Since 8a4d2622 the owner-side recovery of small fixed-size slots runs
through a claimed-word mask instead of per-slot work: when the owner
freelist runs dry, ONE bitmap CAS claims every zero bit of a word straight
into the chunk's own cells [1] (the mask) / [2] (the word base) — unused
under FS=true and on the same cache line as the freelist head the pop just
touched — and each subsequent lean-cold alloc serves a slot with a ctz +
clear-lowest + one multiply-add. No per-slot next-pointer store, no
dependent block-line load, CAS amortised 1/64; the only bit return is the
thread-exit drain. Hot paths (freelist pop/push) are byte-identical to the
opt-out build (-DKAME_FS_WORDCACHE=0).
Measured deltas on M3 (default ON vs opt-out, interleaved medians of 5):
bench_loop 1 KiB / 16 KiB and STM 3level_mixed N=128 (K=10 and K=0)

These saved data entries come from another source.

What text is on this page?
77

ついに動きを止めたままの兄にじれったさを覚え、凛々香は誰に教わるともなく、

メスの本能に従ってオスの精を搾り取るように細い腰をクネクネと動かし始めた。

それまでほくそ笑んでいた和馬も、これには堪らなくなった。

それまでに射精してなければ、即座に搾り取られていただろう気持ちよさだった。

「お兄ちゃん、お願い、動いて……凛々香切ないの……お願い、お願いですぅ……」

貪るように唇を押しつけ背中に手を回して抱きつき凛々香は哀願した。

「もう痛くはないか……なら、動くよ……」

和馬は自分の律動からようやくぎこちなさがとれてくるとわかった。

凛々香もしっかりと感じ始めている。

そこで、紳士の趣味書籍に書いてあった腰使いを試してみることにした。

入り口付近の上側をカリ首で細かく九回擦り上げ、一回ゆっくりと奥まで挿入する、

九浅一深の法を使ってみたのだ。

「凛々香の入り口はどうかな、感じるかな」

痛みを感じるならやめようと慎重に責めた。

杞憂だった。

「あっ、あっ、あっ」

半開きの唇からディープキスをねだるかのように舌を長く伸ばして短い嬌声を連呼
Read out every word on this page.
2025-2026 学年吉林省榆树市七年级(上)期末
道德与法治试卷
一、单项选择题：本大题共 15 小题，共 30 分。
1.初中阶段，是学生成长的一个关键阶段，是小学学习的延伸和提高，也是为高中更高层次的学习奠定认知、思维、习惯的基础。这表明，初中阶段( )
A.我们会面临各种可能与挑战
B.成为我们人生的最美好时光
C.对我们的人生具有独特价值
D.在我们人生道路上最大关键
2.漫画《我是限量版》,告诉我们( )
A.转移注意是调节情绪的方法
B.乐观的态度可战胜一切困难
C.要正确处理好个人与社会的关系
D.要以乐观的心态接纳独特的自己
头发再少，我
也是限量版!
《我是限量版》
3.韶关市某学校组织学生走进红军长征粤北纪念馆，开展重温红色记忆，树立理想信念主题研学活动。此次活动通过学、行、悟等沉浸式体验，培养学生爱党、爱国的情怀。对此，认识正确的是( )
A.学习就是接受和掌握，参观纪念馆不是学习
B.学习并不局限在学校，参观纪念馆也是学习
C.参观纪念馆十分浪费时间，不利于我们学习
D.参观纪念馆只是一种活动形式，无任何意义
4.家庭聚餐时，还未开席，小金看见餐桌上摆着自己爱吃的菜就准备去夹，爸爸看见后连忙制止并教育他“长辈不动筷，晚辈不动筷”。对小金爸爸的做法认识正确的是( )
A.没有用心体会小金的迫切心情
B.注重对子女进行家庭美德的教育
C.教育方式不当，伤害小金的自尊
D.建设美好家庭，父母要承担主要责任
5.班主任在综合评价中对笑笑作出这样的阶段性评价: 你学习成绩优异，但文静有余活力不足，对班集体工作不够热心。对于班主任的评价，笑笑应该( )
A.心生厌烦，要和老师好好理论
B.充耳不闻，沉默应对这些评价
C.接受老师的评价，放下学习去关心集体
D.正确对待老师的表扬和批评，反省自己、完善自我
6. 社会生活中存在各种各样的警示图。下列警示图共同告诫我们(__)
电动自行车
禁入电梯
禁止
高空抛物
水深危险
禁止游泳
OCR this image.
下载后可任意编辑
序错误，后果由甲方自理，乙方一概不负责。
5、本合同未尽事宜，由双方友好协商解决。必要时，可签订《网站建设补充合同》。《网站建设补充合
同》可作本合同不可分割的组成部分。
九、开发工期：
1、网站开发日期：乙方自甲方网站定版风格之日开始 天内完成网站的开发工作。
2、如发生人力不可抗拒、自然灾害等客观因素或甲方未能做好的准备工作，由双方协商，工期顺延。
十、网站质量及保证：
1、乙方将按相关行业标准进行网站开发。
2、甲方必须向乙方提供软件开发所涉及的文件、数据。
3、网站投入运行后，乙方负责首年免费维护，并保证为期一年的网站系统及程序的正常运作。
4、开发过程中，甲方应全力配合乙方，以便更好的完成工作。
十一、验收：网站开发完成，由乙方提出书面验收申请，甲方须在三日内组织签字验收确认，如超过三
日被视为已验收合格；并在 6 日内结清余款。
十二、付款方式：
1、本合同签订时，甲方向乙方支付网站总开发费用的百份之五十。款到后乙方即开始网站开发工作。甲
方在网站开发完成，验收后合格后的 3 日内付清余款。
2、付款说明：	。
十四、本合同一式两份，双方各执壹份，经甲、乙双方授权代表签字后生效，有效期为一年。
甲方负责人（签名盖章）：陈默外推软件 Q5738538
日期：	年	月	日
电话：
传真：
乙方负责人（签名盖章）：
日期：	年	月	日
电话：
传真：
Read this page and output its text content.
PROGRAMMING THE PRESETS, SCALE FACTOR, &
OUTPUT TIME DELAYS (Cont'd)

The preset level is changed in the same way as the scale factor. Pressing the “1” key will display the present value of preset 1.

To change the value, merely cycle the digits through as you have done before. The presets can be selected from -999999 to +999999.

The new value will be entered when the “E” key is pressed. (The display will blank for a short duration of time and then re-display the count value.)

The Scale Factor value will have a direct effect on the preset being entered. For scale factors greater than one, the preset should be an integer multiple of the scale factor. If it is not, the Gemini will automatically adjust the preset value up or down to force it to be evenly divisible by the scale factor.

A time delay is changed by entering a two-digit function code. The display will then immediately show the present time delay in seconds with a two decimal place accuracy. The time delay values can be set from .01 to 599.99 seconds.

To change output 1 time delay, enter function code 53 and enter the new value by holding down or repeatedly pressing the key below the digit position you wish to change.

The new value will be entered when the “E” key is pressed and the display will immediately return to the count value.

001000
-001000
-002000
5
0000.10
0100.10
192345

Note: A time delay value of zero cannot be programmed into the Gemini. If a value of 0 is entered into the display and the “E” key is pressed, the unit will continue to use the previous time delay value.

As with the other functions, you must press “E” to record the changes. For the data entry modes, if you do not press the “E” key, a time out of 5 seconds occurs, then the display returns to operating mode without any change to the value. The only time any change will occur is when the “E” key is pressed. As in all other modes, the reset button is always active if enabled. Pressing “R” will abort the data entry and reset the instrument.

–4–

unchanged; 64 B +25 % (part of which is the known ±10 % build-to-build
layout swing); SPSC producer/consumer ring +29 % at 4 slots in flight and
+74 % at 32; bench_xthread free-side +10 %. Cascade Lake-SP shows no
STM regression. Zen 2 (Ohtaka) numbers pending machine maintenance — by
construction the design carries none of the per-slot stores that capped the
earlier dependency-cut experiments at ~300 M ops/s on that core.
An independent run of the contention-heavy multi-thread benches from mimalloc-bench (M3, median of 5, mimalloc 3.3.2 / jemalloc 5.3.0). kame is the FS=true word-cache build.
| bench (M ops/s, ↑) | system | mimalloc | jemalloc | kame |
|---|---|---|---|---|
| larson | 21.4 | 108.3 | 108.6 | 113.0 |
| xmalloc-test | 150 | 245 | 118 | 210 |
| rptest | 2.86 | 3.95 | 3.97 | 2.75 |
kame leads larson (the alloc-on-one-thread / free-on-another pattern that
mirrors the STM Snapshot handoff — kame's design target) and clears system /
jemalloc on xmalloc-test. On rptest's mixed cross-thread churn the
segment-based allocators (mimalloc / jemalloc) still lead, and kame sits with
system malloc — the same contention tier flagged as a weaker spot on x86.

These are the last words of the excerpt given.